Я ненавижу свою мать. Когда я говорю об этом своим друзьям или знакомым, они смотрят на меня как на недочеловека. Пусть. Их матери не сбегали от них, их отцы не валялись по месяцу в больницах после инфаркта, их никогда не били туфелькой по голове. Им меня не понять.
Уже целую неделю отцу не удавалось продать ни одной картины. А в прошлое воскресенье он продал сразу две – за двадцать и двадцать семь долларов.
В его комнате на шифоньере лежат прекрасные иллюстрации к «Мастеру и Маргарите». Они бесподобны – черно-белые, в графике. Что-то напоминающее манеру Сальвадора Дали. Но только напоминающее – отец никогда не писал своих работ «под кого-то». Он выше этого. Я это чувствую.
Если бы он снес эти иллюстрации на наш «Арбат», то, я уверен, – их бы расхватали в один день. И не менее чем по 100 долларов за каждую. Но он этого никогда не сделает. Время от времени мы вместе пересматриваем их.
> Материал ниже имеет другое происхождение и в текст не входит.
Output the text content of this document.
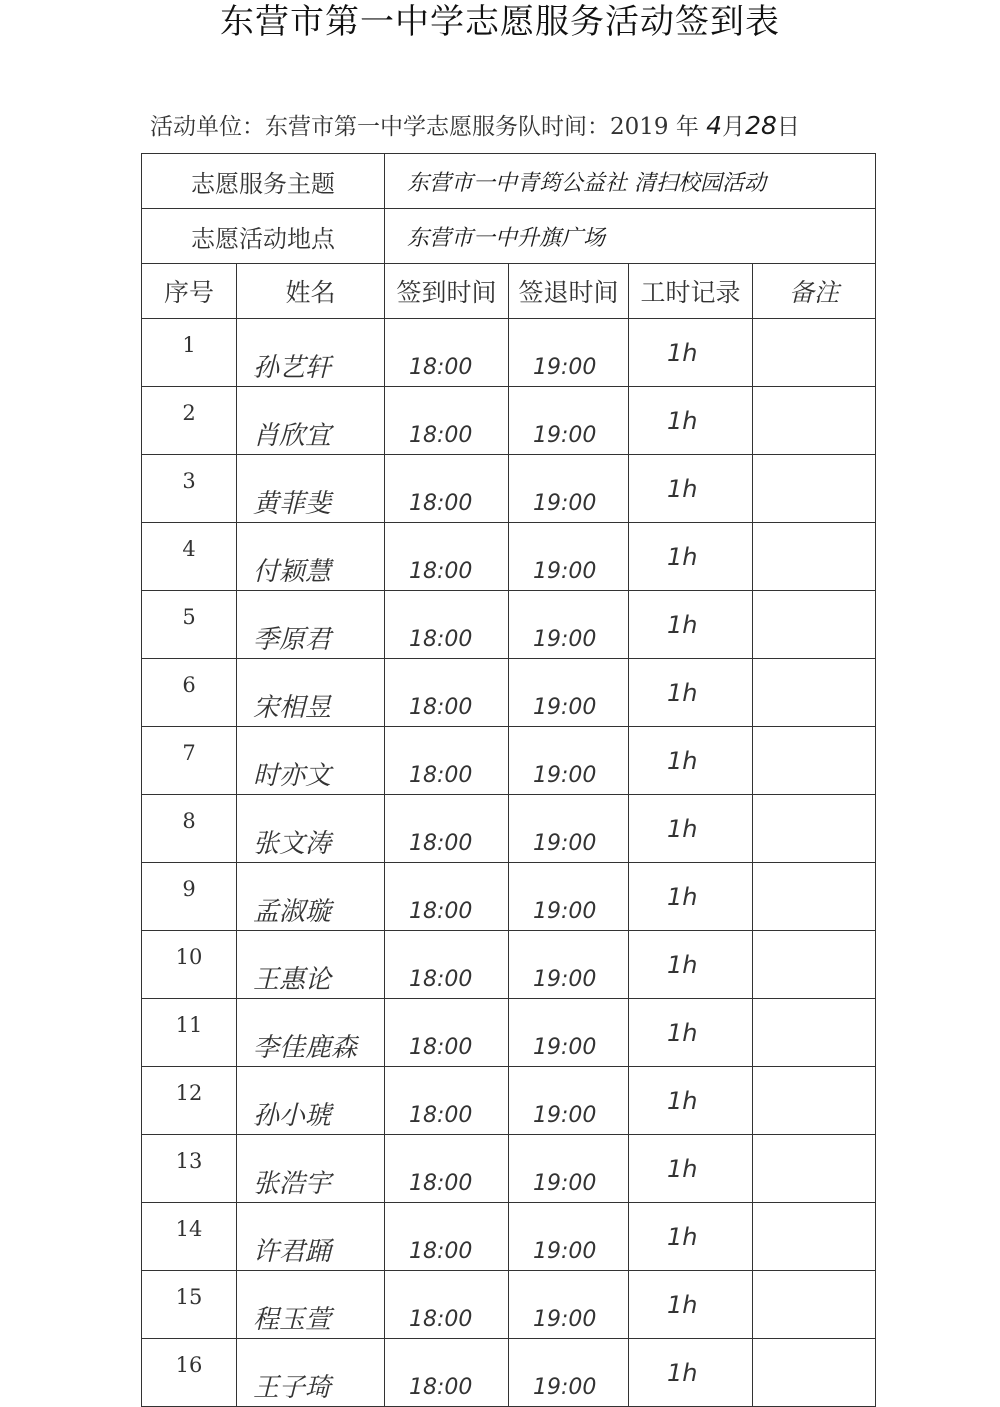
东营市第一中学志愿服务活动签到表
活动单位：东营市第一中学志愿服务队时间：2019 年 4月28日
志愿服务主题		东营市一中青筠公益社 清扫校园活动			
志愿活动地点		东营市一中升旗广场			
序号	姓名	签到时间	签退时间	工时记录	备注
1	孙艺轩	18:00	19:00	1h	
2	肖欣宜	18:00	19:00	1h	
3	黄菲斐	18:00	19:00	1h	
4	付颖慧	18:00	19:00	1h	
5	季原君	18:00	19:00	1h	
6	宋相昱	18:00	19:00	1h	
7	时亦文	18:00	19:00	1h	
8	张文涛	18:00	19:00	1h	
9	孟淑璇	18:00	19:00	1h	
10	王惠论	18:00	19:00	1h	
11	李佳鹿森	18:00	19:00	1h	
12	孙小琥	18:00	19:00	1h	
13	张浩宇	18:00	19:00	1h	
14	许君踊	18:00	19:00	1h	
15	程玉萱	18:00	19:00	1h	
16	王子琦	18:00	19:00	1h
За окном уже давно затихли голоса ребят и давно отстучали венеркины каблучки. Отстучали! Значит, она сегодня опять ночует одна.
Мы с отцом все еще не спали. Чудные образы «Ста лет одиночества» по-хозяйски заполняли нашу кухню и, будоража наши воображения, делали это неизбалованное женскими руками маленькое пространство совершенно необъятным и волшебным. Они отодвигали обклеенные обоями «под мрамор» стены все дальше и дальше, и вместе с ними все дальше и дальше отодвигались и суверенитет, и парламент, и новые цены, и «Арбат», и институт, и даже Венерка. Казалось, что над столом звучат не наши голоса, а зычный голос полковника Буэндиа; и проблемы маленькой и несчастной страны, населенной удивительными людьми и обреченной на сто лет одиночества, напрочь вытесняли все наши собственные проблемы.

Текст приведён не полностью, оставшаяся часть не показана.